Aux antipodes des destins éclatants et tourmentés de tant d’autres français d’origine russe, Maurice Druon est un personnage très attaché à la tradition, voire à un certain classicisme bien que sa vie ne manque pas d’engagements et de combats. Académicien et ancien ministre de la culture, il a été le gardien du temple de la langue et de la culture française – le goût pour les belles lettres coule dans ses veines depuis plusieurs générations. Et ses origines familiales se partagent entre le Languedoc, les Flandres, le Brésil et la Russie.
Il reçu le nom de son père adoptif, René Druon, lorsque le garçon avait six ans. Son vrai père, Lazar Kessel, né à Orenburg et a réussi à émigrer à Nice avant le début du gâchis en Russie – en 1908, avec ses parents et son frère aîné, le futur écrivain Joseph Kessel. À l’âge de 21 ans, Lazar s’est suicidé. Le petit Maurice était encore un bébé, on ne lui a pas dit les détails, et jusqu’à l’âge de 18 ans, il pensait que son père était mort de la grippe espagnole.
C’est bien son père adoptif, qui transmet à jeune Maurice Druon cet «amour de la France» qui équilibre l’ascendance russe dont son oncle, l’écrivain Joseph Kessel. C’est à ses cotés qu’il côtoie les grands noms de l’aventure de l’Aéropostale tels que Jean Mermoz, Antoine de Saint-Exupéry et Henri Guillaumet, il rencontre des artistes de l’Europe de l’Est. Joseph, «ce faussaire dans le genre d’Homère», incarne jusqu’à la démesure l’énergie dionysiaque, et fréquente les cabarets russes. Malgré la mort de son père survenue si tôt, c’est bien grâce à son oncle que Maurice Druon reçoit l’héritage familial russe. Il oscille sur le fil, toujours, entre une effervescence déstabilisante et le prudent enracinement dans les valeurs traditionnelles.
Maurice Druon commence la Seconde Guerre mondiale en qualité d’élève officier. Démobilisé, il reste en zone libre, et fait représenter sa première pièce, « Mégarée », au Grand Théâtre de Monte-Carlo le 3 février 1942. Avec son oncle Joseph Kessel, il quitte la France à Noël 1942, pour rejoindre les rangs des Forces françaises libres du général de Gaulle, traversant les Pyrénées puis l’Espagne et le Portugal avant qu’un hydravion ne les emmène en janvier 1943 à Londres.

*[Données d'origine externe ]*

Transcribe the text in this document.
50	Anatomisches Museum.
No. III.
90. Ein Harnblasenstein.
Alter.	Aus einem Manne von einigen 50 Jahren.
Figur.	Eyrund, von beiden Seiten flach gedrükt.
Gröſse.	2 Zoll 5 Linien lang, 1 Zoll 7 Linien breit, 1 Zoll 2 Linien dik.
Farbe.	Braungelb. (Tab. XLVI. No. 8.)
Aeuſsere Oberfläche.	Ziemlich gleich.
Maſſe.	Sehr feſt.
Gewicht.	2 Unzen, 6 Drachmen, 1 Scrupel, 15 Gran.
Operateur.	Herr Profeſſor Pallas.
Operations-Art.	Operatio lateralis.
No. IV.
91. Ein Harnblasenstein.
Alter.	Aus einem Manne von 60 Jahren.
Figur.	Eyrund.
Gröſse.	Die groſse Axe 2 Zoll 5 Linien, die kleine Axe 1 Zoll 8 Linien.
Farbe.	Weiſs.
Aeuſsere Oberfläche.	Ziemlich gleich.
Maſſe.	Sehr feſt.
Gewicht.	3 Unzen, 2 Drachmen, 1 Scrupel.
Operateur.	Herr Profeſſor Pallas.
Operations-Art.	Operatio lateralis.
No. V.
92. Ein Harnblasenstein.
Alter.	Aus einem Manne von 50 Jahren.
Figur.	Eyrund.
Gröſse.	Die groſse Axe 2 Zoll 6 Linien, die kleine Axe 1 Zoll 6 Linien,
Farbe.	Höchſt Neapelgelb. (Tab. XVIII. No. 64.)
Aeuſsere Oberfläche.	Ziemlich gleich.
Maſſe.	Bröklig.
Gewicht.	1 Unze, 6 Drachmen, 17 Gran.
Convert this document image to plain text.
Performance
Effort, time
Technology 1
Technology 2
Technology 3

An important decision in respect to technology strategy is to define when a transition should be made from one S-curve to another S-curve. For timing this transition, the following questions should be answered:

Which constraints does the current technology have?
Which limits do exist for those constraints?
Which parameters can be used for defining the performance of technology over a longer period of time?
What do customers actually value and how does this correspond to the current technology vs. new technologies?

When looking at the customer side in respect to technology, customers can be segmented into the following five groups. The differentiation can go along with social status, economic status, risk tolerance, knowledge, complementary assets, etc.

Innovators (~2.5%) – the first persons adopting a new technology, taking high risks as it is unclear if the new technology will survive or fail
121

Il écrit alors avec Kessel en mai 1943 le « Chant des partisans » qui, sur une musique composée par Anna Marly, devient l’hymne des mouvements de la Résistance durant la Seconde Guerre mondiale. Il est également l’auteur, en 1942, de la célèbre chanson française « Le Galérien », mise en musique sur un arrangement d’un air traditionnel russe par Léo Poll, et interprétée par Yves Montand.

Avec le retour de la paix, Maurice Druon se consacre à la littérature. Il publie ses souvenirs de guerre dans « La Dernière Brigade » en 1946. Puis, ouvrant une trilogie intitulée « La Fin des hommes », son roman « Les Grandes Familles » – chronique cynique et sévère de la grande bourgeoisie d’affaires qui sera adaptée au cinéma par la suite, donnant à Jean Gabin l’un de ses meilleurs rôles, obtient le prix Goncourt en 1948.
Maurice Druon trouve sa voie littéraire. Puis il accède définitivement à la célébrité avec le succès de sa saga historique littéraire, « Les Rois maudits », publiée à partir de 1955, et adaptée en 1973 à la télévision. Six volumes, parus chez Del Duca entre 1955 et 1960, retracent les conflits politiques et sentimentaux des cours royales de France et d’Angleterre à la veille de la guerre de Cent Ans. Maurice Druon n’a jamais caché que sa série « Les Rois maudits » avait été le résultat d’un travail d’atelier.